Riley had scored 24 points in Arizona State’s first-round win over Ball State and 21 against Manhattan, which had upset Oklahoma. He scored 20 against Kentucky, despite having all those big guys in his grill.

It wasn’t nearly enough.

Kentucky won 97-73.

It was the first time in 20 years that Arizona State had played in the Sweet 16. It was the first time since another Las Vegan, Lionel Hollins, had led the Sun Devils there when Ned Wulk was coach and Arizona State beat UNLV before losing to UCLA — which that year would win its last national championship under the watchful eye and rolled-up program of wizardly John Wooden.

And now another 20 years have passed since Arizona State last played in a Sweet 16.

This week, another Arizona State basketball coach (Herb Sendek) got fired.

So Ron Riley is proud of having left campus as the Sun Devils’ all-time leading scorer with 1,834 points (he’s fourth now, as Eddie House and a couple of others have passed him), and proud of leading Arizona State to the Sweet 16, where it lost to Kentucky. Because for whatever reason, the Sun Devils haven’t been back since he left. Not even when Kevin Kruger was their point guard.

Riley said he also was proud of having been drafted in the second round by the Seattle SuperSonics, even if he didn’t make the NBA team.

He kicked around the pro basketball hinterlands for a decade with the following squads: Rockford Lightning (Continental Basketball Association), Gallitos de Isabela (Puerto Rico), Arkadia Traiskirchen (Austria), the Lightning again, Alaska Aces (Philippines), Huntsville Flight (NBA D-League), Al Wehda (Syria), Las Vegas Rattlers (American Basketball Association, second or third incarnation).

He threw down lots of dunks. Sometimes Kurds and Sunnis were in the stands.

Then Ron Riley went back to Arizona State to get his psychology degree. He’s proud of that, too.

Would he like to be coaching now? He certainly would. But former players, even players as good as he, usually have to be part of a network to land a decent college coaching job.

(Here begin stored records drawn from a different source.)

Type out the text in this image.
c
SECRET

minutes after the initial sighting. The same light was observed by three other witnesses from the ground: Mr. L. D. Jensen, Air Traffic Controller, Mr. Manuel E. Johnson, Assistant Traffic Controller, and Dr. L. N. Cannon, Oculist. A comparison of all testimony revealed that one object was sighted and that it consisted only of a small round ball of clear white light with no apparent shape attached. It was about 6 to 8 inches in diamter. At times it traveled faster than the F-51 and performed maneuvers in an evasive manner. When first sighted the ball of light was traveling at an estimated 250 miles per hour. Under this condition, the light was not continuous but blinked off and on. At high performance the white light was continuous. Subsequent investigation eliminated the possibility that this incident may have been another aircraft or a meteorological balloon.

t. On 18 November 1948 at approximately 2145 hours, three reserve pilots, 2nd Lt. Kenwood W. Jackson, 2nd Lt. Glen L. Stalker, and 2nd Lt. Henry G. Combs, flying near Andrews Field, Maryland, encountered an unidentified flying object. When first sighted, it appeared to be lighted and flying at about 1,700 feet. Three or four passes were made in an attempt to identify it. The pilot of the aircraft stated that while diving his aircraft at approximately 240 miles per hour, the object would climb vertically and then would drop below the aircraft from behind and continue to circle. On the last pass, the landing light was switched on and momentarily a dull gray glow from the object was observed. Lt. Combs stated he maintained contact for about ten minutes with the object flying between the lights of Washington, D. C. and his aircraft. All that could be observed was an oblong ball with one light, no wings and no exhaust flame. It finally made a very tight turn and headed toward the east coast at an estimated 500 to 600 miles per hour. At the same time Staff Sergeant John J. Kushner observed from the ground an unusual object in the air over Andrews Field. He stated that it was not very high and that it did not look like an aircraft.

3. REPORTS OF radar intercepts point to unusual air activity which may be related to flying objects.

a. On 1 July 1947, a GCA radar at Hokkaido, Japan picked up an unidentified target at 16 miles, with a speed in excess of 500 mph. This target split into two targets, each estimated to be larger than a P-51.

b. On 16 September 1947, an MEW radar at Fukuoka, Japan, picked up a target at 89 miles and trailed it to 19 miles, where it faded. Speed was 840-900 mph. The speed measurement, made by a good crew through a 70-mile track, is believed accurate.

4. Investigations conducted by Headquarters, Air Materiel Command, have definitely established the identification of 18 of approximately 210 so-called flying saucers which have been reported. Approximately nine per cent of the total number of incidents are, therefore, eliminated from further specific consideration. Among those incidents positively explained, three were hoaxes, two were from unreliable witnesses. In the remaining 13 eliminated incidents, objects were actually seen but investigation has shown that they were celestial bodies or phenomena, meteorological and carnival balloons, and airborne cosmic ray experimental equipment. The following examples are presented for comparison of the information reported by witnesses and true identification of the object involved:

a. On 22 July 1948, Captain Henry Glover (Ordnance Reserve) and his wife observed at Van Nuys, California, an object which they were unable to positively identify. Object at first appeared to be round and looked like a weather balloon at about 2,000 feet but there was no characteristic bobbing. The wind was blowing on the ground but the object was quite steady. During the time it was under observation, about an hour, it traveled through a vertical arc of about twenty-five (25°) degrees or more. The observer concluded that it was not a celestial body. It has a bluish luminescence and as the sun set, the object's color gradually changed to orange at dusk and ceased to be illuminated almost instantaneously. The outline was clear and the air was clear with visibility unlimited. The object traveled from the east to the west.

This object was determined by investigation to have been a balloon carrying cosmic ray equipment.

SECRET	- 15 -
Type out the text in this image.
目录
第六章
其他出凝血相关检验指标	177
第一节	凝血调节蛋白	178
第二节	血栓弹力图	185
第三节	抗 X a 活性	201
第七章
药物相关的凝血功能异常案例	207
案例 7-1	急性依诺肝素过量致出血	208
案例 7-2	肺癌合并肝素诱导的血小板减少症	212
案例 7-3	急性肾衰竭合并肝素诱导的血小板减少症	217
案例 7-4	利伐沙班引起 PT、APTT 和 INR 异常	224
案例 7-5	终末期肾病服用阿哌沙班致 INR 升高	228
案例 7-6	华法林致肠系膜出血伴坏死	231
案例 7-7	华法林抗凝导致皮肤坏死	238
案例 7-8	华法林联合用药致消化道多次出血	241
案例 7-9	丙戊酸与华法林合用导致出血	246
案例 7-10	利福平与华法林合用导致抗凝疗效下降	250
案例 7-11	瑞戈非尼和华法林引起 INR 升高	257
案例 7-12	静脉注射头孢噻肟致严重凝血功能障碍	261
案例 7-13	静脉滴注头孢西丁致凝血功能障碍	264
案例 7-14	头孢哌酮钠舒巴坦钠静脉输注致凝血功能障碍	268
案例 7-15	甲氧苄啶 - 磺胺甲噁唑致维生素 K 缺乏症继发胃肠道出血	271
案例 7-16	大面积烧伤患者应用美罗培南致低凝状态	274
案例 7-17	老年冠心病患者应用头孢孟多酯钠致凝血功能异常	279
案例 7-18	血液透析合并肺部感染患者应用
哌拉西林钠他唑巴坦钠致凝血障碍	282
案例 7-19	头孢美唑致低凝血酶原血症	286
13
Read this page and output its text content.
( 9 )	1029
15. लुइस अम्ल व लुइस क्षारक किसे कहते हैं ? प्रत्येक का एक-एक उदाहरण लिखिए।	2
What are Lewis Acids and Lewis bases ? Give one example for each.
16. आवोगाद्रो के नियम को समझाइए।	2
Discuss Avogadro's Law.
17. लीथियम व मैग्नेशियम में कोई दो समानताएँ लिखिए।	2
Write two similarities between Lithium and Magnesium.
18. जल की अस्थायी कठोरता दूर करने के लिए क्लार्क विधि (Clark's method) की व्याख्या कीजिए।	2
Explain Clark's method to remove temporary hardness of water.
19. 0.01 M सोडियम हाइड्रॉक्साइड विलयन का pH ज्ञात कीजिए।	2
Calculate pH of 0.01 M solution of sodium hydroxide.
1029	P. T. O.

Riley’s guy, Bill Frieder, resigned as the Sun Devils’ coach a year after Riley was drafted by the Sonics. Frieder forever will be associated with the Arizona State point-shaving scandal that went down in 1994. Ron Riley was a freshman then.

You know how it is sometimes. Most times. Guilt by association.

So Riley wound up coaching for a couple of seasons at the University of Great Falls in Montana, where the scenery is spectacular and the sky is big but the basketball is not.

Now he consults young players on their basketball futures, and on staying humble as success happens, because he thinks that’s what makes an athlete truly special.

That’s the quote that prefaced his highlight film when the Pac-12 honored him two weeks ago in front of his family and friends, and Bill Walton, and all the other Pac-12 stalwarts.

So tonight, it’s West Virginia that is getting ready to play top-seeded Kentucky in the Sweet 16. If Ron Riley has any advice for the Mountaineers, it would be this: Get back on defense, and enjoy the moment.

Because 20 years tend to pass in a heartbeat, even if one still can dunk and shoot the 3.